KL: And then you moved that summer?
SO: To Block 8?
MS: We didn't stay at Block 9 too long. Well, moving was no problem because all we had to do...
SO: Pick up the blanket? [Laughs]
MS: Right? No mattress there. [Laughs] And the kids again.
KL: Do you remember the people in Block 8 that you met?
SO: Uh-uh, I don't remember.
MS: But I know that it was better for us.
KL: How was it better?
MS: I think we were happier. I don't know why, because we didn't stay at Block 9 too long.
SO: I think the people were friendlier to my mother.
MS: That's probably it.
SO: Yeah, I think.
KL: And you said she and your father wrote letters to each other while she was in Manzanar?
SO: Well, we don't know, but this picture we have is like, she told me that we sent it to him for Valentine's Day, and that's why it's cut out in the shape of a heart.
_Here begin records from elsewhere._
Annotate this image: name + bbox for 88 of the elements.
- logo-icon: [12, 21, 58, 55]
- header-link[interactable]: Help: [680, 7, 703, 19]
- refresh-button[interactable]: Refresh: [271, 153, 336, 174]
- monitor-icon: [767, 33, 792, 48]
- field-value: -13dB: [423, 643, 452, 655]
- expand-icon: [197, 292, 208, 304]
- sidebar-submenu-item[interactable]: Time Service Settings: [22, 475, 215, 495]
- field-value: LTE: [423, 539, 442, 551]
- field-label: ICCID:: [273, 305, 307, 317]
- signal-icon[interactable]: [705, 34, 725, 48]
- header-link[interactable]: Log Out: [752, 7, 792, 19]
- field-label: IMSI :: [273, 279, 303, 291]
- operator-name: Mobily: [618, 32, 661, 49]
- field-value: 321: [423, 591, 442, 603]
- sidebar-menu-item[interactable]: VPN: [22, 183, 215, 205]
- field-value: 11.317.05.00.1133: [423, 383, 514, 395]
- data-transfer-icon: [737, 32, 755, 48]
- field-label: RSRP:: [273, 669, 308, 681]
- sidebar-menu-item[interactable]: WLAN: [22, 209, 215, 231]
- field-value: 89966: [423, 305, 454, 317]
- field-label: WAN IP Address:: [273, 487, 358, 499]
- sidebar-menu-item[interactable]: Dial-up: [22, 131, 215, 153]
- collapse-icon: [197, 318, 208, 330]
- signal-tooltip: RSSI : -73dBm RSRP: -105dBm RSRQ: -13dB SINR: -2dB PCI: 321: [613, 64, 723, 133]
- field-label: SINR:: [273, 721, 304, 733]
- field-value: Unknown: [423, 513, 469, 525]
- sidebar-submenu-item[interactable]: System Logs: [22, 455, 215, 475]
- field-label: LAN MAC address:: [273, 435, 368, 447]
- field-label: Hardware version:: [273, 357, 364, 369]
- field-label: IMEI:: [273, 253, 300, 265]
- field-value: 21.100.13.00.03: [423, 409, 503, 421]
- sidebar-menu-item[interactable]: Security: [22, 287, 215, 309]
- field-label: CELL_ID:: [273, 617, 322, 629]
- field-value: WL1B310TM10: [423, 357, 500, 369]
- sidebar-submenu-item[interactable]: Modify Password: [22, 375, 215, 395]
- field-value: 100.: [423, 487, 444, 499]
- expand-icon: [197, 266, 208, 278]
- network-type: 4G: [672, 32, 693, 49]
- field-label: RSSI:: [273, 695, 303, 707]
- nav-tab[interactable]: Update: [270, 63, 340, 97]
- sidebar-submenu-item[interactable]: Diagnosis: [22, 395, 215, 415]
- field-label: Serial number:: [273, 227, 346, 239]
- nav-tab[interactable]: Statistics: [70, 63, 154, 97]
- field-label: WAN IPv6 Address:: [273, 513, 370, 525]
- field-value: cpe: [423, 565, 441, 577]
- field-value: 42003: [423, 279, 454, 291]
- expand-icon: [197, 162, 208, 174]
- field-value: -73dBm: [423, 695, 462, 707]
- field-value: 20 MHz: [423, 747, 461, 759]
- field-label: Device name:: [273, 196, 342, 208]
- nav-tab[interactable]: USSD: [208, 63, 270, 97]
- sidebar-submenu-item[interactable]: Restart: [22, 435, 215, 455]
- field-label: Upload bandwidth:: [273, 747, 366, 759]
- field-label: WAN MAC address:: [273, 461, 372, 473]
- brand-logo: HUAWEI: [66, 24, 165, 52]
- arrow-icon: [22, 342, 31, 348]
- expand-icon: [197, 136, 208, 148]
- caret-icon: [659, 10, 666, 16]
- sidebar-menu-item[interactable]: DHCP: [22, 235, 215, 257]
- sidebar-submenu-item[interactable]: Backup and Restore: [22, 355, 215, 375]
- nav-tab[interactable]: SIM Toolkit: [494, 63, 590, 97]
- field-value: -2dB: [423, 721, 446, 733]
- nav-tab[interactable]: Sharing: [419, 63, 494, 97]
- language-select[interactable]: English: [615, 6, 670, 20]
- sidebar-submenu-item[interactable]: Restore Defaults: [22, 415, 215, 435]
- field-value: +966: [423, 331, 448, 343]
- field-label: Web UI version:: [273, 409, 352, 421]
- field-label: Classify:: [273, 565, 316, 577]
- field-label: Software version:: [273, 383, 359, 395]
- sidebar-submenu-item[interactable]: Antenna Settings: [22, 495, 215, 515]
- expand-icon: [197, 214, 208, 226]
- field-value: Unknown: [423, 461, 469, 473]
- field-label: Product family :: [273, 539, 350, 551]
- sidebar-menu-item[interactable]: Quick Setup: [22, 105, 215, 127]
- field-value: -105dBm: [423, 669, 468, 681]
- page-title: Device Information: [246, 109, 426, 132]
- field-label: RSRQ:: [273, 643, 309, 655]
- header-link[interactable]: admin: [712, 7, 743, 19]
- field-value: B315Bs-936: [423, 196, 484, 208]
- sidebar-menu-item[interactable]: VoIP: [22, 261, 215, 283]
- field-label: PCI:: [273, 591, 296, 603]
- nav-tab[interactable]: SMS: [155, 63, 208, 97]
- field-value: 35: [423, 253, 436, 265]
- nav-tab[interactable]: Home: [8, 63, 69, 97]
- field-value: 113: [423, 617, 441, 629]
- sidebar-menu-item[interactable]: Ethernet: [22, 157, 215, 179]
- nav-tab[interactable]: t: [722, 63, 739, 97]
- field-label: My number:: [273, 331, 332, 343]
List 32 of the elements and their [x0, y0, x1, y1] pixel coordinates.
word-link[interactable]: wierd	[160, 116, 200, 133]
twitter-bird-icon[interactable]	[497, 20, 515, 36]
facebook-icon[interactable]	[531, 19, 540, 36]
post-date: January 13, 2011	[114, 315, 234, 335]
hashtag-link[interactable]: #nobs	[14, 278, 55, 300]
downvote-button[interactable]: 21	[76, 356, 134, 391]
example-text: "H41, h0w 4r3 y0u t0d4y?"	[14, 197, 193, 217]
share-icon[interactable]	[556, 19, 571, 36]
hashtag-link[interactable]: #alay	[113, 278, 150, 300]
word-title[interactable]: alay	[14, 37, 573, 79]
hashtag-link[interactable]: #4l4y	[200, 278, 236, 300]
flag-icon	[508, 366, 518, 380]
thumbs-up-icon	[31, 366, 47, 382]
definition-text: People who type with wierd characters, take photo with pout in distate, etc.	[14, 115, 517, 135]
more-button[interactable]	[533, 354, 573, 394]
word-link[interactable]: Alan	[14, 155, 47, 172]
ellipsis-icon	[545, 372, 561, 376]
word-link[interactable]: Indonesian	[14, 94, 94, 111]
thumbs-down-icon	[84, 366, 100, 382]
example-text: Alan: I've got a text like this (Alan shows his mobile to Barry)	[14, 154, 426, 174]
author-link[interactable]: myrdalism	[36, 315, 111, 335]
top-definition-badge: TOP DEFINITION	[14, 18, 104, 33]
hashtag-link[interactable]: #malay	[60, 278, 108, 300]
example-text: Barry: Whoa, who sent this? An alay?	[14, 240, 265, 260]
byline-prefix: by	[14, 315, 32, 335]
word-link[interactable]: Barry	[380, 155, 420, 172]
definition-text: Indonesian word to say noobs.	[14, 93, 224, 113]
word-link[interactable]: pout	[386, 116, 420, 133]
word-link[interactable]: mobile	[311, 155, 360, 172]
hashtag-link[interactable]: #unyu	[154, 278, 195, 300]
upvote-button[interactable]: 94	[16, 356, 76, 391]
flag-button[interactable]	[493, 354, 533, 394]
But I don't recall writing, do you? Did we write to him?
MS: I don't recall that.
SO: But we must have sent that picture to him.
MS: I found a small book like this that's that thick, of my father's, and it's all in Japanese. So I don't know if it was his diary or what, but I would think that it was, had something to do with North Dakota.
KL: He wrote it?
MS: He wrote it, yeah.
SO: Do you have it?
MS: Oh, we can't read Japanese.
SO: Do you have it?
MS: I don't know what it was about.
SO: Do you have it?
MS: Yeah.
SO: Oh, okay.
KL: Yeah, that'd be interesting to find a friend or a translator to see.
MS: Yeah, it would be.
SO: But my father used to write letters for his friends back in Japan. I don't know if it's because they could not write, but he was very educated in English and Japanese, so he was always writing.
MS: He was a good writer, that's why people would come to him and ask him to write letters and things like that.
KL: Did he keep a journal when you were children?
MS: Well, this journal I found, I don't know when it was written, but there's quite a bit in there. So I just don't know what's in there.
AL: We might be able to assist with getting it translated if you ever want to.
SO: Really?
AL: It's difficult to do translations from older Japanese because a lot of modern Japanese speakers can't read the characters, but we do have volunteers who assisted us. So we can't promise, but if it's something that you want to do, we might be able to assist or at least try. Sometimes they can't translate it verbatim but they can give you a gist of what it's talking about it.
MS: That would be good. That would really be good.